A 28-year-old Chinese woman is now paying the price for undergoing a backstreet plastic surgery to plump up her cheeks, which has left her face disfigured and full of hydrophilic polyacrylamide gel, an illegal toxin.

When Xiao Lian was 17, her boss at the shop at which she worked told her that her thin face made her look like a pauper. This, coupled with her own insecurities about her appearance, made her search for procedures that would inject “plumpness” into her face.

According to Guilin Life News, her boss had told her, “Your face is so thin, you look like a pauper and it is not conducive to the welcoming of riches.”

Xiao turned to a cheap clinic as she could not afford the cost of others, but the one she chose turned out to be operating without a license. Over the course of a month, the seemingly legitimate doctor injected the gel into her face ten times. It initially improved her cheeks, and she was content with the result.

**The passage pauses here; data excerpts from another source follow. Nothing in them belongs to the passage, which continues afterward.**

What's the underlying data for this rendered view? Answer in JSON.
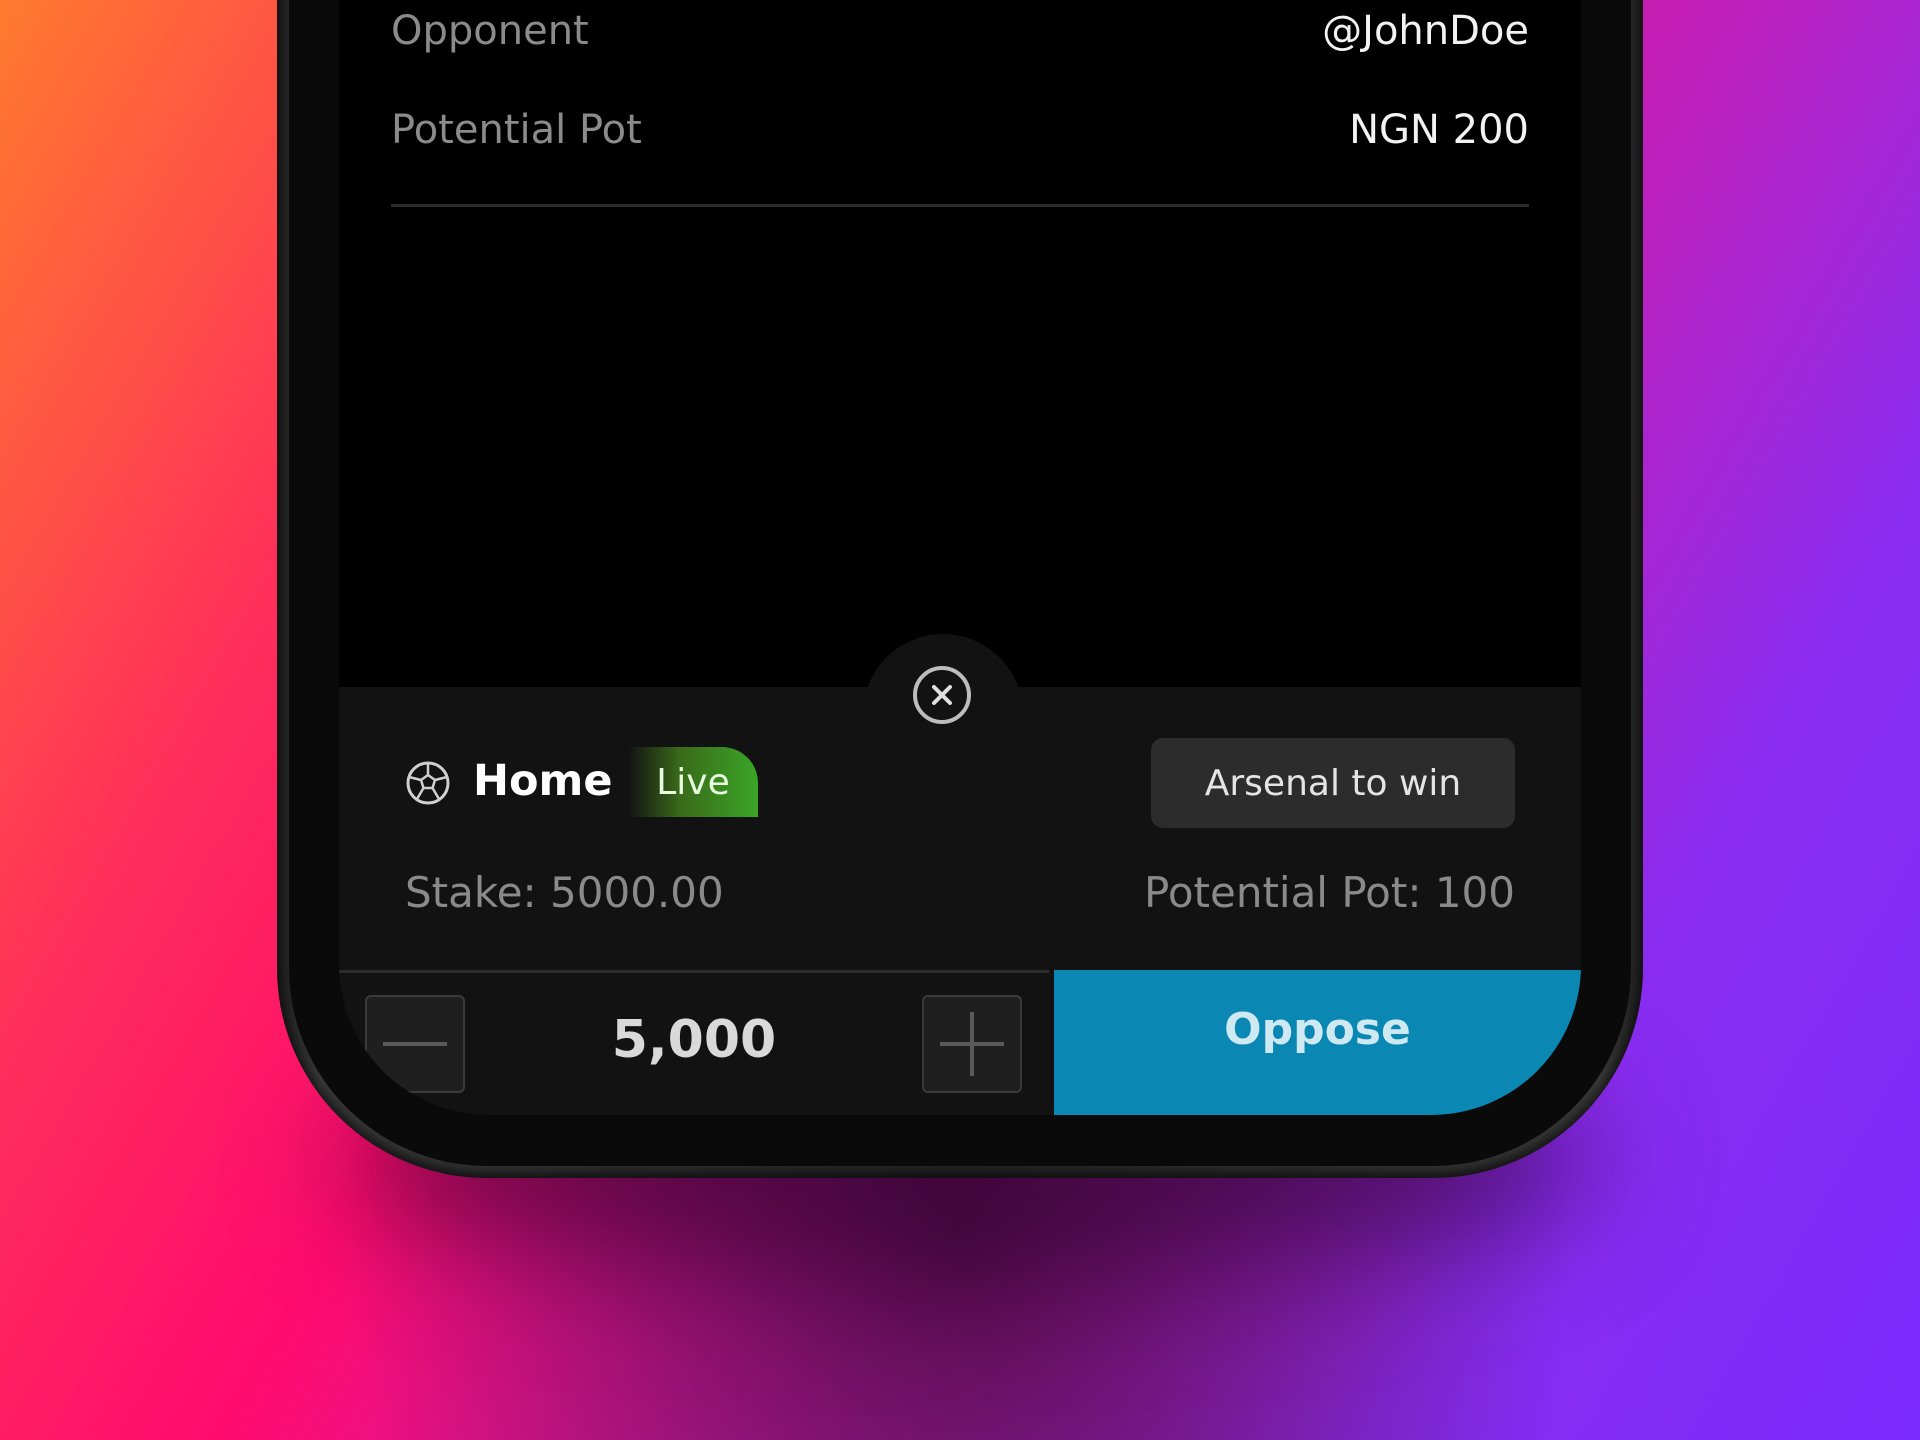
{
  "summary": {
    "opponent_label": "Opponent",
    "opponent_value": "@JohnDoe",
    "pot_label": "Potential Pot",
    "pot_value": "NGN 200"
  },
  "bet_slip": {
    "sport_icon": "soccer-ball-icon",
    "close_icon": "close-icon",
    "selection": "Home",
    "live_badge": "Live",
    "market": "Arsenal to win",
    "stake_text": "Stake: 5000.00",
    "potential_pot_text": "Potential Pot: 100",
    "amount": "5,000",
    "minus_icon": "minus-icon",
    "plus_icon": "plus-icon",
    "action_label": "Oppose"
  },
  "colors": {
    "action_button": "#0b87b4",
    "live_badge": "#3aa526",
    "sheet_background": "#121212"
  }
}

Years later, however, Xiao began noticing disfiguration in her facial features, and by 2013 her face had completely swollen; her eyes began drooping and her hair began to fall out. Doctors identified that Xiao had been injected with hydrophilic polyacrylamide gel (PAAG) – a substance that had been used in the past for breast augmentation but is currently banned for use in plastic surgery in China – and now have her undergoing corrective surgery.

Hydrophilic polyacrylamide gel was known to cause complications after breast augmentation, including inflammation, mastodynia (breast pain), and the spread of the gel into surrounding tissue. Over 300,000 Chinese women were injected with the gel over a 5 year period, according to the AFP, with many of them going to the hospital with pain and complications, asking to have the injection removed.